Question: How to do that on a Spark Dataframe in an efficient way?
Spark DataFrame is simply not a good choice for an operation like this one. In general SQL primitives won't be expressive enough and PySpark DataFrame doesn't provide low level access required to implement it.
While re-sampling can be easily represented using epoch / timestamp arithmetics. With data like this:
from pyspark.sql.functions import col, max as max_, min as min_
df = (spark
.createDataFrame([
("2012-06-13", 0.694), ("2012-06-20", -2.669), ("2012-06-27", 0.245)],
["ts", "val"])
.withColumn("ts", col("ts").cast("date").cast("timestamp")))
we can re-sample input:
day = 60 * 60 * 24
epoch = (col("ts").cast("bigint") / day).cast("bigint") * day
with_epoch = df.withColumn("epoch", epoch)

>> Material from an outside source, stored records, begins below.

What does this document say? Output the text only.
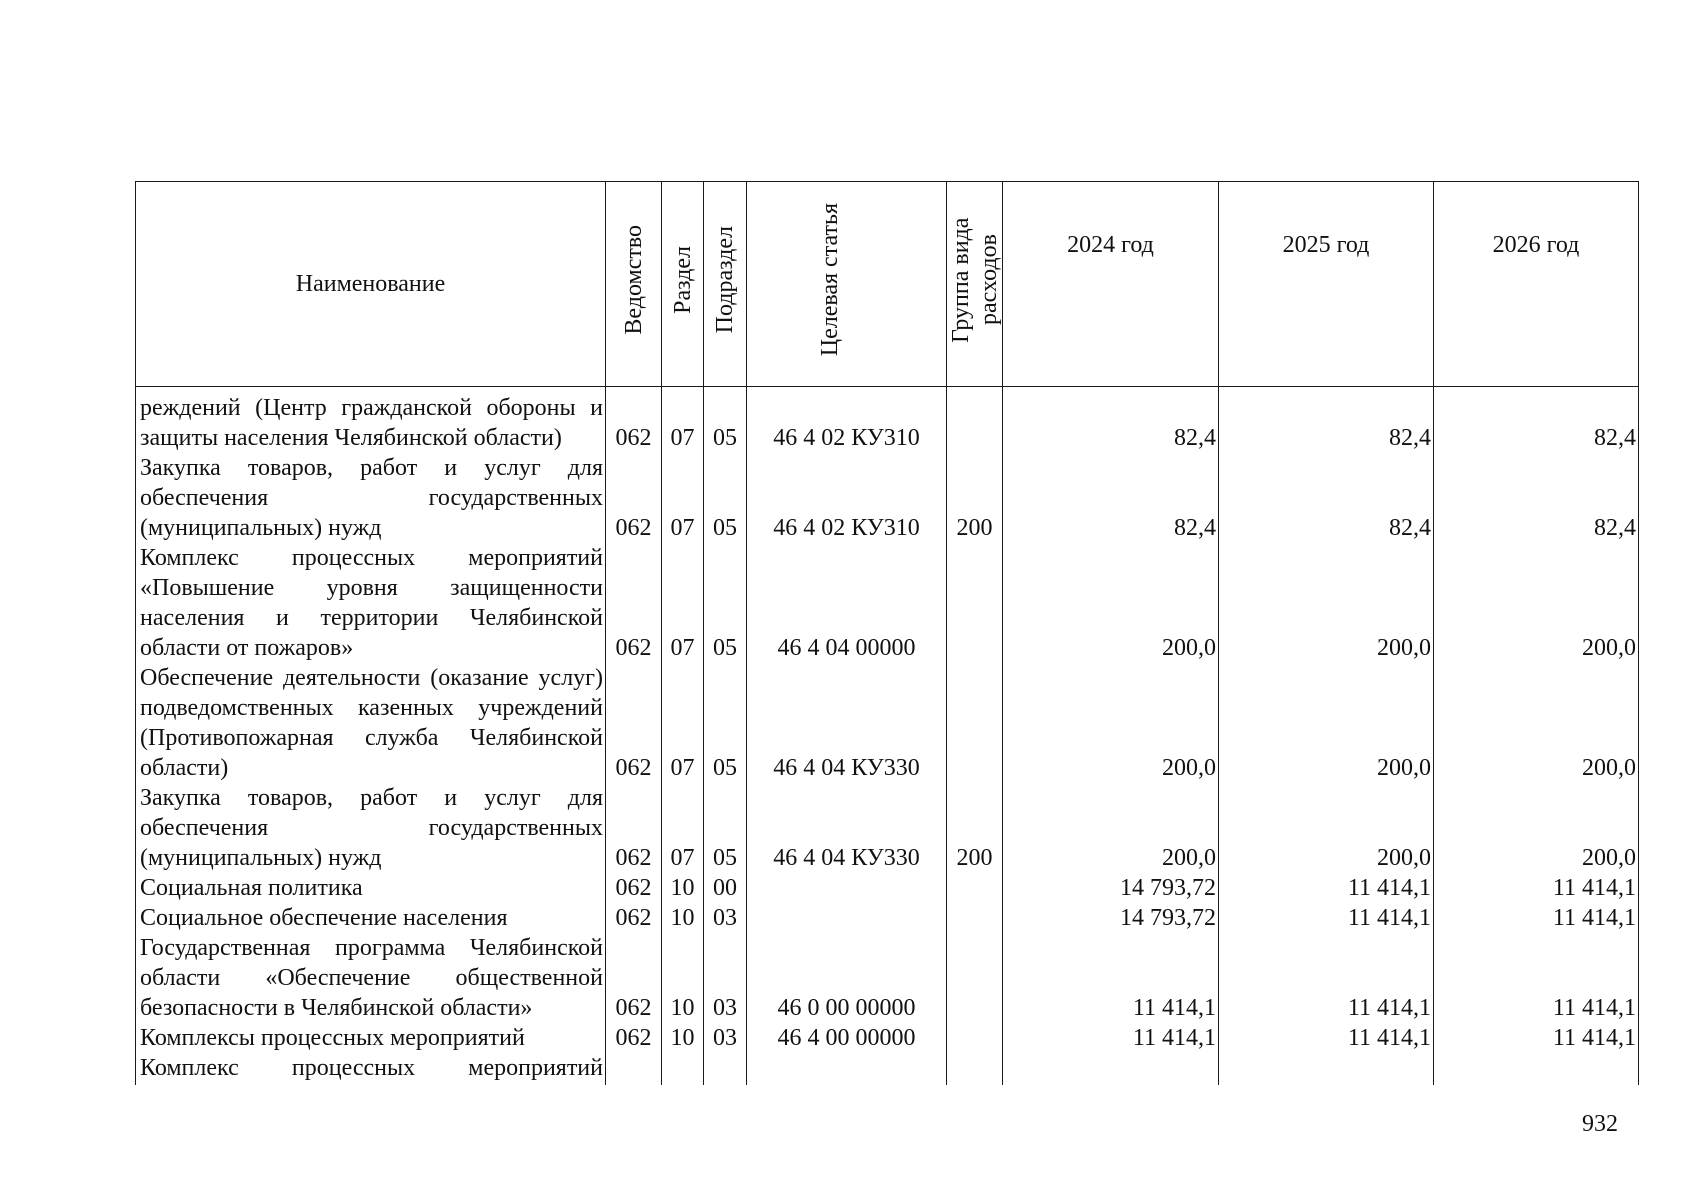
Наименование	Ведомство	Раздел	Подраздел	Целевая статья	Группа вида расходов	2024 год	2025 год	2026 год
реждений (Центр гражданской обороны и защиты населения Челябинской области)	062	07	05	46 4 02 КУ310		82,4	82,4	82,4
Закупка товаров, работ и услуг для обеспечения государственных (муниципальных) нужд	062	07	05	46 4 02 КУ310	200	82,4	82,4	82,4
Комплекс процессных мероприятий «Повышение уровня защищенности населения и территории Челябинской области от пожаров»	062	07	05	46 4 04 00000		200,0	200,0	200,0
Обеспечение деятельности (оказание услуг) подведомственных казенных учреждений (Противопожарная служба Челябинской области)	062	07	05	46 4 04 КУ330		200,0	200,0	200,0
Закупка товаров, работ и услуг для обеспечения государственных (муниципальных) нужд	062	07	05	46 4 04 КУ330	200	200,0	200,0	200,0
Социальная политика	062	10	00			14 793,72	11 414,1	11 414,1
Социальное обеспечение населения	062	10	03			14 793,72	11 414,1	11 414,1
Государственная программа Челябинской области «Обеспечение общественной безопасности в Челябинской области»	062	10	03	46 0 00 00000		11 414,1	11 414,1	11 414,1
Комплексы процессных мероприятий	062	10	03	46 4 00 00000		11 414,1	11 414,1	11 414,1
Комплекс процессных мероприятий								
932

min_epoch, max_epoch = with_epoch.select(min_("epoch"), max_("epoch")).first()
and join with reference:
# Reference range
ref = spark.range(
min_epoch, max_epoch + 1, day
).toDF("epoch")
(ref
.join(with_epoch, "epoch", "left")
.orderBy("epoch")
.withColumn("ts_resampled", col("epoch").cast("timestamp"))
.show(15, False))
## +----------+---------------------+------+---------------------+
## |epoch |ts |val |ts_resampled |
## +----------+---------------------+------+---------------------+
## |1339459200|2012-06-13 00:00:00.0|0.694 |2012-06-12 02:00:00.0|
## |1339545600|null |null |2012-06-13 02:00:00.0|
## |1339632000|null |null |2012-06-14 02:00:00.0|
## |1339718400|null |null |2012-06-15 02:00:00.0|
## |1339804800|null |null |2012-06-16 02:00:00.0|
## |1339891200|null |null |2012-06-17 02:00:00.0|
## |1339977600|null |null |2012-06-18 02:00:00.0|
## |1340064000|2012-06-20 00:00:00.0|-2.669|2012-06-19 02:00:00.0|
## |1340150400|null |null |2012-06-20 02:00:00.0|
## |1340236800|null |null |2012-06-21 02:00:00.0|
## |1340323200|null |null |2012-06-22 02:00:00.0|
## |1340409600|null |null |2012-06-23 02:00:00.0|
## |1340496000|null |null |2012-06-24 02:00:00.0|
## |1340582400|null |null |2012-06-25 02:00:00.0|
## |1340668800|2012-06-27 00:00:00.0|0.245 |2012-06-26 02:00:00.0|
## +----------+---------------------+------+---------------------+
In Spark >= 3.1 replace
col("epoch").cast("timestamp")
with
from pyspark.sql.functions import timestamp_seconds
timestamp_seconds("epoch")
Using low level APIs it is possible to fill data like this as I've shown in my answer to Spark / Scala: forward fill with last observation. Using RDDs we could also avoid shuffling data twice (once for join, once for reordering).
But there is much more important problem here. Spark performs optimally when problem can be reduced to element wise or partition wise computations. While forward fill is the case when it is possible, as far as I am aware this is typically not the case with commonly used time series models and if some operation requires a sequential access then Spark won't provide any benefits at all.
So if you work with series which are large enough to require distributed data structure you'll probably want to aggregate it to some object that can be easily handled by a single machine and then use your favorite non-distributed tool to handle the rest.
If you work with multiple time series where each can be handled in memory then there is of course sparkts, but I know you're already aware of that.

I once answered a similar question, it'a bit of a hack but the idea makes sense in your case. Map every value on to a list, then flatten the list vertically.
From: Inserting records in a spark dataframe:
You can generate timestamp ranges, flatten them and select rows
import pyspark.sql.functions as func
from pyspark.sql.types import IntegerType, ArrayType
a=sc.parallelize([[670098928, 50],[670098930, 53], [670098934, 55]])\
.toDF(['timestamp','price'])
f=func.udf(lambda x:range(x,x+5),ArrayType(IntegerType()))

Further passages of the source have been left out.